Alles war gut. Niemand war verletzt. Warum hörte er nicht endlich auf, innerlich zu vibrieren?
Es lag an ihm. Seit Moody Sam beinahe umgebracht hätte, war Dylan empfindsam geworden. Er wollte Sam nicht verlieren. Es würde ihn zerstören, das wusste er. Am liebsten würde er ihn einpacken, mitsamt dem Rudel auf eine einsame Insel ziehen und den Rest seines Lebens damit verbringen, friedlich und langweilig in den Tag hineinzuschlummern. Keine Action, kein Stress, keine Aufregung. Keine Rettungsaktionen und schon dreimal keine Syndikate. Oder Morde. Dylan hatte tatsächlich überhaupt kein Bedürfnis mehr, Mördern nachzujagen. Dass es jemals soweit mit ihm kommen könnte, hätte er sich auch nie träumen lassen. Das, was einst sein Lebenselixier gewesen war, sein Grund, sich jede Nacht auf den neuen Tag zu freuen, worin er wirklich gut war – das wollte er plötzlich nicht mehr.
Weil es nicht nur ihn in Lebensgefahr brachte, sondern sein Rudel, seine Freunde, seinen Geliebten. Immer und immer wieder hatte er erfahren müssen, dass er niemanden beschützen konnte. Weder sich selbst noch irgendjemand anderen. Nicht einmal Rick war sicher, wenn die Zahl der Angreifer übermächtig war. Sogar Roy, ihr Polizeichef, dieser urgewaltige Tiger, konnte überwältigt werden.
Offenkundig brauchte er Urlaub. Ruhe. Zumindest konnten sie auf Letzteres hoffen. Die Syndikate hatten sich neu aufgestellt und die Spannungen der vergangenen Wochen, die für Unruhen und Straßenschlachten gesorgt hatten, waren jetzt erst einmal beigelegt. Sollte kein weiterer wahnsinniger Serienkiller hinter einem Busch hervorspringen, könnte es tatsächlich erst einmal zu Dienst nach Vorschrift, Routine und ein bisschen gepflegte Langeweile kommen. Dylan wagte nicht zu hoffen.
Stattdessen sprang er auf das Bett hinüber und betrachtete seinen Liebsten im Schein der vielen, vielen Kerzen, die er für Sam entzündet hatte. Ihn friedlich, heil und gesund schlafen zu sehen, sollte selbstverständlich sein und sich nicht nach Gnade anfühlen. Genauso fühlte es sich allerdings an, darum war Dylan dankbar.

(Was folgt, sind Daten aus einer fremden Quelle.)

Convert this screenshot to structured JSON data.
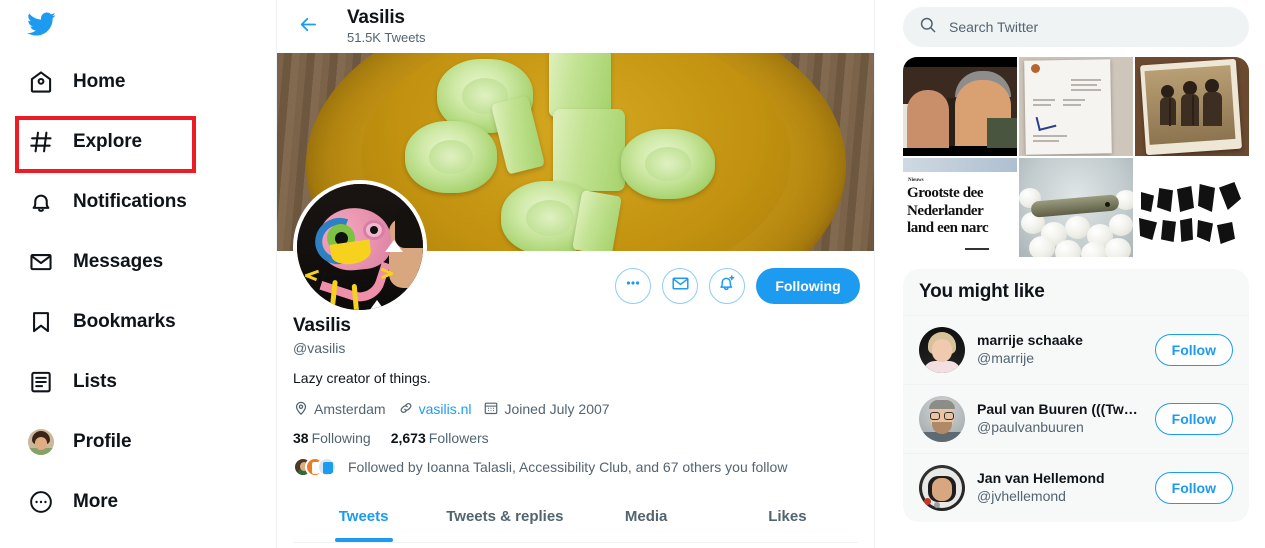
{
  "brand": {
    "logo_icon": "twitter-bird-icon",
    "accent_color": "#1d9bf0",
    "highlight_color": "#ed1c24",
    "muted_color": "#536471"
  },
  "sidebar": {
    "items": [
      {
        "label": "Home",
        "icon": "home-icon"
      },
      {
        "label": "Explore",
        "icon": "hashtag-icon"
      },
      {
        "label": "Notifications",
        "icon": "bell-icon"
      },
      {
        "label": "Messages",
        "icon": "envelope-icon"
      },
      {
        "label": "Bookmarks",
        "icon": "bookmark-icon"
      },
      {
        "label": "Lists",
        "icon": "list-icon"
      },
      {
        "label": "Profile",
        "icon": "avatar-icon"
      },
      {
        "label": "More",
        "icon": "more-circle-icon"
      }
    ],
    "highlighted_item": "Explore"
  },
  "header": {
    "back_icon": "back-arrow-icon",
    "title": "Vasilis",
    "subtitle": "51.5K Tweets"
  },
  "profile": {
    "banner_alt": "bowl of sliced cucumbers on a wooden table",
    "avatar_alt": "cartoon bird drawing on a black t-shirt",
    "name": "Vasilis",
    "handle": "@vasilis",
    "bio": "Lazy creator of things.",
    "location": "Amsterdam",
    "location_icon": "location-pin-icon",
    "website": "vasilis.nl",
    "website_icon": "link-icon",
    "joined": "Joined July 2007",
    "joined_icon": "calendar-icon",
    "following_count": "38",
    "following_label": "Following",
    "followers_count": "2,673",
    "followers_label": "Followers",
    "followed_by": "Followed by Ioanna Talasli, Accessibility Club, and 67 others you follow",
    "actions": {
      "more_icon": "more-dots-icon",
      "message_icon": "envelope-icon",
      "notify_icon": "bell-plus-icon",
      "follow_state_label": "Following"
    },
    "tabs": [
      {
        "label": "Tweets",
        "active": true
      },
      {
        "label": "Tweets & replies",
        "active": false
      },
      {
        "label": "Media",
        "active": false
      },
      {
        "label": "Likes",
        "active": false
      }
    ]
  },
  "search": {
    "icon": "search-icon",
    "placeholder": "Search Twitter",
    "value": ""
  },
  "media_grid": {
    "tiles": [
      {
        "alt": "two men talking in a film still"
      },
      {
        "alt": "scan of an official white letter"
      },
      {
        "alt": "sepia photograph of a band on stage"
      },
      {
        "alt": "news headline: Grootste deel Nederlanders land een narc",
        "kicker": "Nieuws",
        "headline_line1": "Grootste dee",
        "headline_line2": "Nederlander",
        "headline_line3": "land een narc"
      },
      {
        "alt": "an eel resting on white eggs"
      },
      {
        "alt": "black abstract glyph lettering on white"
      }
    ]
  },
  "you_might_like": {
    "title": "You might like",
    "suggestions": [
      {
        "name": "marrije schaake",
        "handle": "@marrije",
        "button": "Follow"
      },
      {
        "name": "Paul van Buuren (((Tw…",
        "handle": "@paulvanbuuren",
        "button": "Follow"
      },
      {
        "name": "Jan van Hellemond",
        "handle": "@jvhellemond",
        "button": "Follow"
      }
    ]
  }
}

In Gepardengestalt schmiegte er sich an ihn und schloss seufzend die Augen. So hatten sie es in ihrer Anfangszeit gehalten, als sie sich trotz immenser sexueller Attraktion voneinander fernzuhalten versuchten. Dylan hatte ihm nicht das Herz brechen wollen, hatte sich für unfähig gehalten, mehr als unverbindlichen Sex zuzulassen, sich einem anderen Menschen mit Leib und Seele zu öffnen. Sam hatte ihm das Gegenteil bewiesen. Es machte etwas mit einem, wenn man bedingungslos geliebt wurde, wenn man blind auf diese Liebe vertrauen durfte. Bis heute erschien es ihm als Wunder und er mochte es sehr, sich als Gepard an Sams schlafenden Körper zu schmiegen.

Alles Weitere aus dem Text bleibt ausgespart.